LGF Comment: re: #157 Charles Not really a guru, ...

Breitbart Shocked, Shocked to Find That Birtherism is Going on at TeaBagCon

SixDegrees2/06/2010 1:51:35 pm PST

re: #157 Charles

Not really a guru, but I know a bit. What’s the question?

We’ve been parsing a particular type of XML document for some time, without trouble, using Xerces-C++. We got a failure the other day, because every tag in the document suddenly has a namspace attached to it, which we’ve never seen before. The namespace is the same on every tag, and appears to be machine generated. There is a single tag at the top of the document (I don’t recall the name of it) containing a huge list of namespace definitions of the form ‘xmlns:foo=”urn:gdyn:ims:bar”’; ‘foo’ is the namespace found in the document tags, although there are many other namespaces listed.

I’m assuming that somewhere, there is a document that states one of two things: the namespace we’re supposed to be interested in, or the urn we’re supposed to be interested in. Is this correct? It seems impossible to me to attach such metainformation to the document itself, so we need some external source for the mapping between namespaces/urns and things we actually care about.
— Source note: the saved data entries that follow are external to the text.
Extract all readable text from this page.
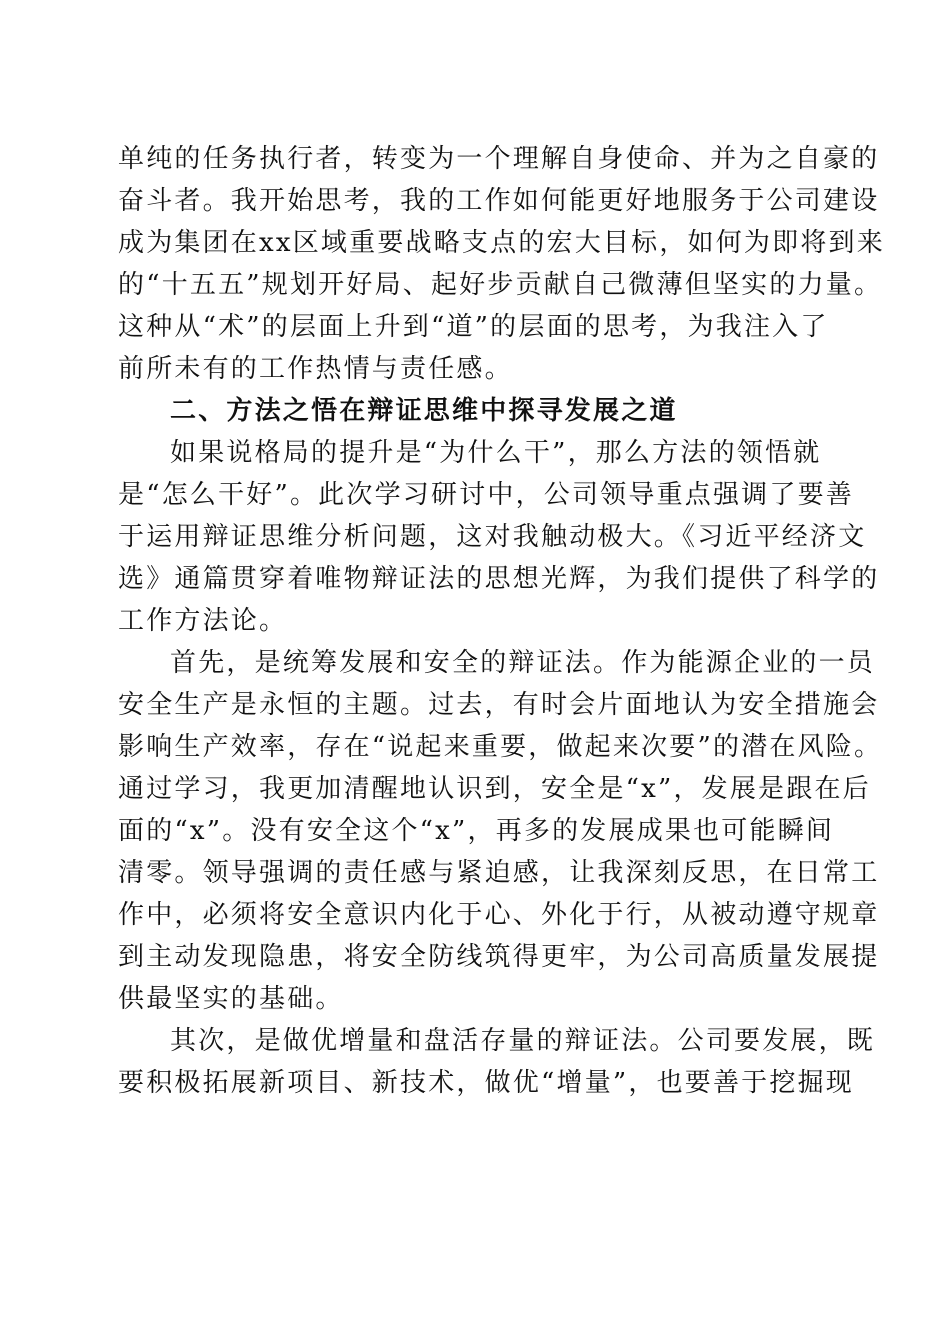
单纯的任务执行者，转变为一个理解自身使命、并为之自豪的
奋斗者。我开始思考，我的工作如何能更好地服务于公司建设
成为集团在xx区域重要战略支点的宏大目标，如何为即将到来
的“十五五”规划开好局、起好步贡献自己微薄但坚实的力量。
这种从“术”的层面上升到“道”的层面的思考，为我注入了
前所未有的工作热情与责任感。
二、方法之悟在辩证思维中探寻发展之道
如果说格局的提升是“为什么干”，那么方法的领悟就
是“怎么干好”。此次学习研讨中，公司领导重点强调了要善
于运用辩证思维分析问题，这对我触动极大。《习近平经济文
选》通篇贯穿着唯物辩证法的思想光辉，为我们提供了科学的
工作方法论。
首先，是统筹发展和安全的辩证法。作为能源企业的一员
安全生产是永恒的主题。过去，有时会片面地认为安全措施会
影响生产效率，存在“说起来重要，做起来次要”的潜在风险。
通过学习，我更加清醒地认识到，安全是“x”，发展是跟在后
面的“x”。没有安全这个“x”，再多的发展成果也可能瞬间
清零。领导强调的责任感与紧迫感，让我深刻反思，在日常工
作中，必须将安全意识内化于心、外化于行，从被动遵守规章
到主动发现隐患，将安全防线筑得更牢，为公司高质量发展提
供最坚实的基础。
其次，是做优增量和盘活存量的辩证法。公司要发展，既
要积极拓展新项目、新技术，做优“增量”，也要善于挖掘现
Also, since we’ve never seen namespaces before this, how do we set up our code to parse both types of document, ones with namespaces defined and ones without? It seems as though the only solution is to look for the namespace setting, and vary the function call based on it’s presence or absence, using either getElementsByTagName() or getElementsByTagNameNS() as appropriate. Is this also correct, or is there a way to tell the latter to use the “default” (non-explicit) namespace, maybe by using an empty string?